Pero no toda inflamación es inflamación. La inflamación aguda puede ser buena, pero puede ser mala si persiste más allá del período de recuperación normal. En otras palabras, el problema no es la inflamación en , sino una inflamación temporal.

Muchos de nosotros estamos familiarizados con la inflamación asociada con las yemas de los dedos y el espacio entre los tobillos. Hay otras formas en que nuestro cuerpo responde a la inflamación, como fiebre, dolores de cabeza, dolor de estómago persistente e hinchazón.

Aunque la inflamación crónica puede causar síntomas físicos, los signos y síntomas suelen ser sutiles y pueden considerarse una «nueva normalidad» a medida que envejecemos.

En general, mantenerse hidratado es importante para que el cuerpo funcione correctamente y también puede prevenir enfermedades crónicas. Una revisión de 2019 en JCI Insight encontró que no mantenerse hidratado aumenta la incidencia de inflamación y enfermedades como demencia, insuficiencia cardíaca y enfermedad pulmonar crónica.

Nuestra sociedad siempre busca tratamientos de acción rápida, pero el tratamiento de este tipo de inflamación requiere más que una bolsa de hielo y es posible que no se realice de la noche a la mañana. Y tratar de revertir la inflamación con soluciones únicas solo conducirá a la frustración.

Por ejemplo, el hecho de que dos personas tengan los mismos síntomas de inflamación crónica no significa que la causa de la inflamación sea la misma. Por lo tanto, un tratamiento que funciona para una persona no necesariamente funciona para otra.

Sin embargo, cuanto antes empiece a tomar medidas para revertir la inflamación en su cuerpo, antes verá alivio.
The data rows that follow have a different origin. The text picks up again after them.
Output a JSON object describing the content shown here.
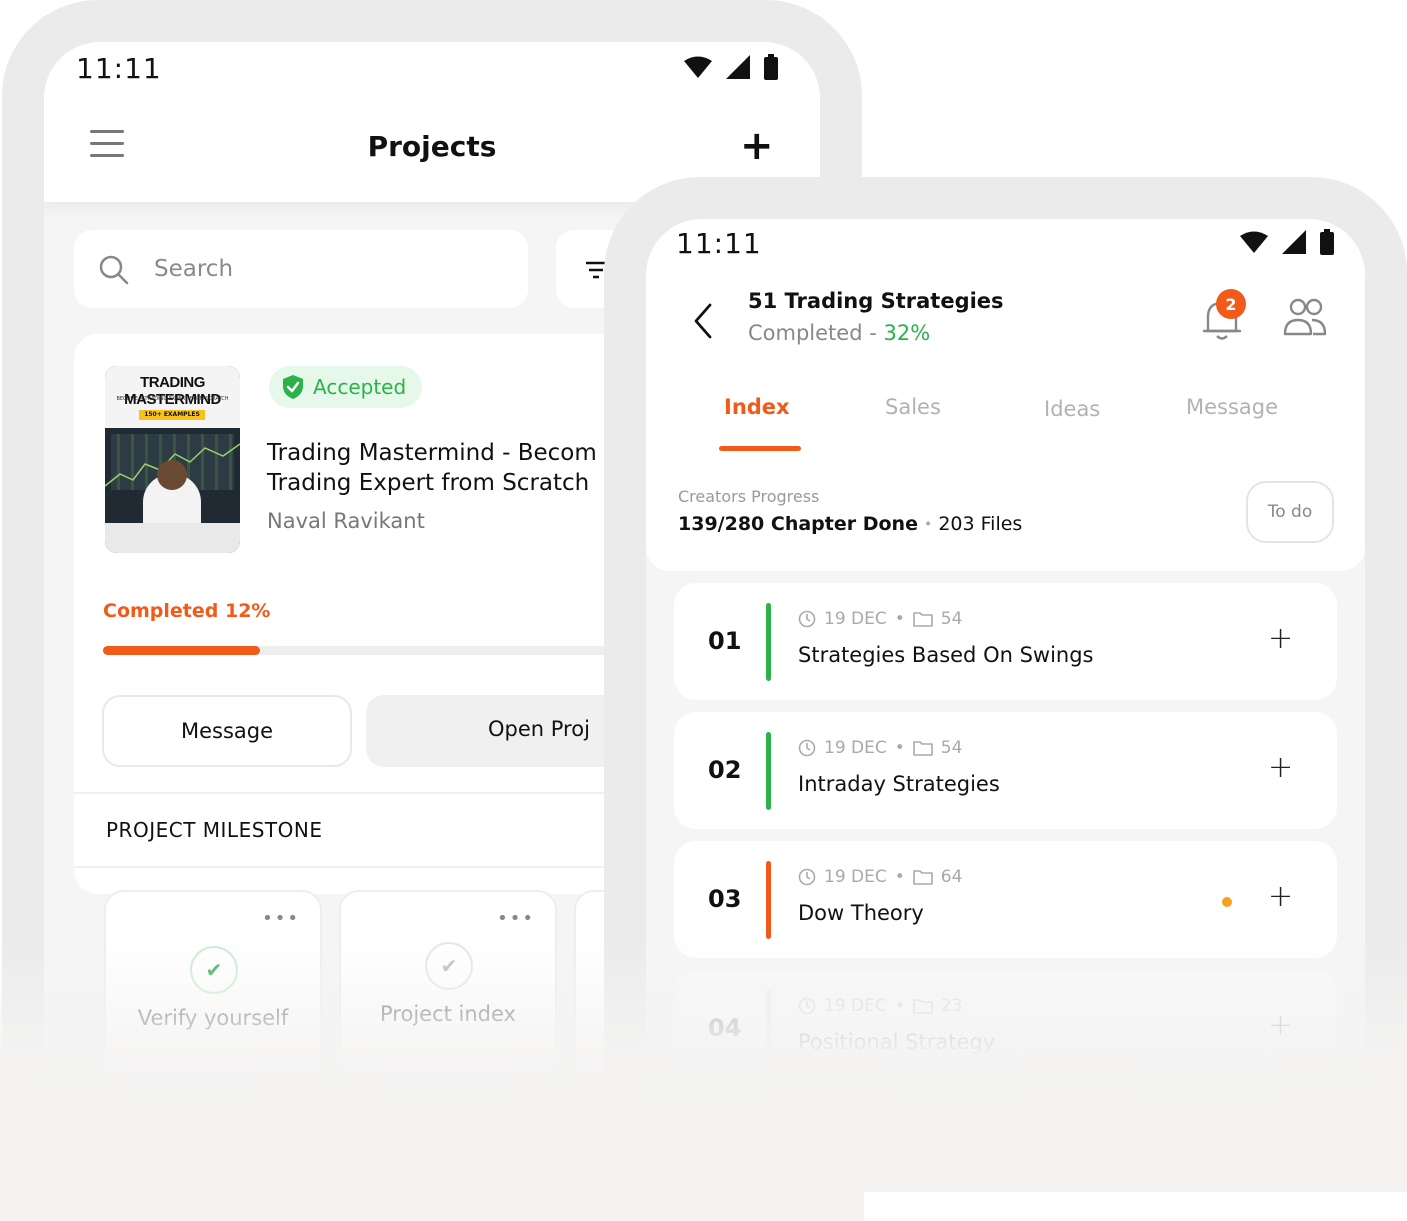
{
  "colors": {
    "accent": "#f25a1a",
    "success": "#2bb34a",
    "warning": "#f7a21b"
  },
  "projects_screen": {
    "status": {
      "time": "11:11"
    },
    "header": {
      "title": "Projects",
      "add_label": "+"
    },
    "search": {
      "placeholder": "Search"
    },
    "project": {
      "cover_title": "TRADING MASTERMIND",
      "cover_subtitle": "BECOME A TRADING EXPERT FROM SCRATCH",
      "cover_tag": "150+ EXAMPLES",
      "badge": "Accepted",
      "title_line1": "Trading Mastermind - Becom",
      "title_line2": "Trading Expert from Scratch",
      "author": "Naval Ravikant",
      "completed_label": "Completed 12%",
      "progress": 0.12,
      "message_button": "Message",
      "open_button": "Open Proj"
    },
    "milestone": {
      "title": "PROJECT MILESTONE",
      "cards": [
        {
          "label": "Verify yourself",
          "done": true
        },
        {
          "label": "Project index",
          "done": false
        }
      ]
    }
  },
  "detail_screen": {
    "status": {
      "time": "11:11"
    },
    "header": {
      "title": "51 Trading Strategies",
      "completed_prefix": "Completed - ",
      "completed_pct": "32%",
      "notifications": "2"
    },
    "tabs": [
      {
        "label": "Index",
        "active": true
      },
      {
        "label": "Sales",
        "active": false
      },
      {
        "label": "Ideas",
        "active": false
      },
      {
        "label": "Message",
        "active": false
      }
    ],
    "creators_progress": {
      "label": "Creators Progress",
      "chapters": "139/280 Chapter Done",
      "files": "203 Files",
      "todo_button": "To do"
    },
    "chapters": [
      {
        "num": "01",
        "date": "19 DEC",
        "files": "54",
        "name": "Strategies Based On Swings",
        "status_color": "#2bb34a",
        "flag": false
      },
      {
        "num": "02",
        "date": "19 DEC",
        "files": "54",
        "name": "Intraday Strategies",
        "status_color": "#2bb34a",
        "flag": false
      },
      {
        "num": "03",
        "date": "19 DEC",
        "files": "64",
        "name": "Dow Theory",
        "status_color": "#f25a1a",
        "flag": true
      },
      {
        "num": "04",
        "date": "19 DEC",
        "files": "23",
        "name": "Positional Strategy",
        "status_color": "#dddddd",
        "flag": false
      }
    ]
  }
}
Aquí hay nueve cosas que puedes hacer hoy para iniciar el proceso de curación.

Contents
  1. 1. Encuentre la causa de la inflamación crónica
  2. 2. Consulte a un experto
  3. 3. Reducir la ansiedad
  4. 4. Duerme suficiente
  5. 5. Apoye su instinto
  6. 6. Consuma alimentos vegetales más coloridos
  7. 7. Mantente hidratado
  8. 8. Sirva las comidas Cuando no duerme lo suficiente por la noche, su sistema inmunológico se acelera, provocando un exceso de inflamación en su cuerpo y ralentizando su proceso de curación, según una revisión de 2021 en Biology Communications.
  9. Cuando los intestinos se dañan por cosas como la falta de sueño, el estrés y el consumo excesivo de alimentos procesados, se altera el equilibrio de la flora intestinal, que está formada por bacterias buenas y malas. Este desequilibrio daña particularmente las bacterias beneficiosas que ayudan en la digestión y la absorción. Las bacterias beneficiosas también ayudan a mantener sano el revestimiento intestinal y evitan que órganos inflamatorios extraños entren al cuerpo.
  10. Los alimentos vegetales no sólo son ricos en fibra, sino que también tienen propiedades antiinflamatorias. Estos incluyen el licopeno de los tomates, los ácidos grasos omega-3 de las nueces y semillas y la vitamina C de las frutas y las patatas. Los diferentes colores de las verduras y frutas se correlacionan con los diferentes compuestos antiinflamatorios que contienen, por lo que comer una variedad de alimentos vegetales coloridos significa que estás obteniendo una amplia gama de nutrientes antiinflamatorios. Sin embargo, las verduras blancas como la coliflor también contienen muchos compuestos antiinflamatorios.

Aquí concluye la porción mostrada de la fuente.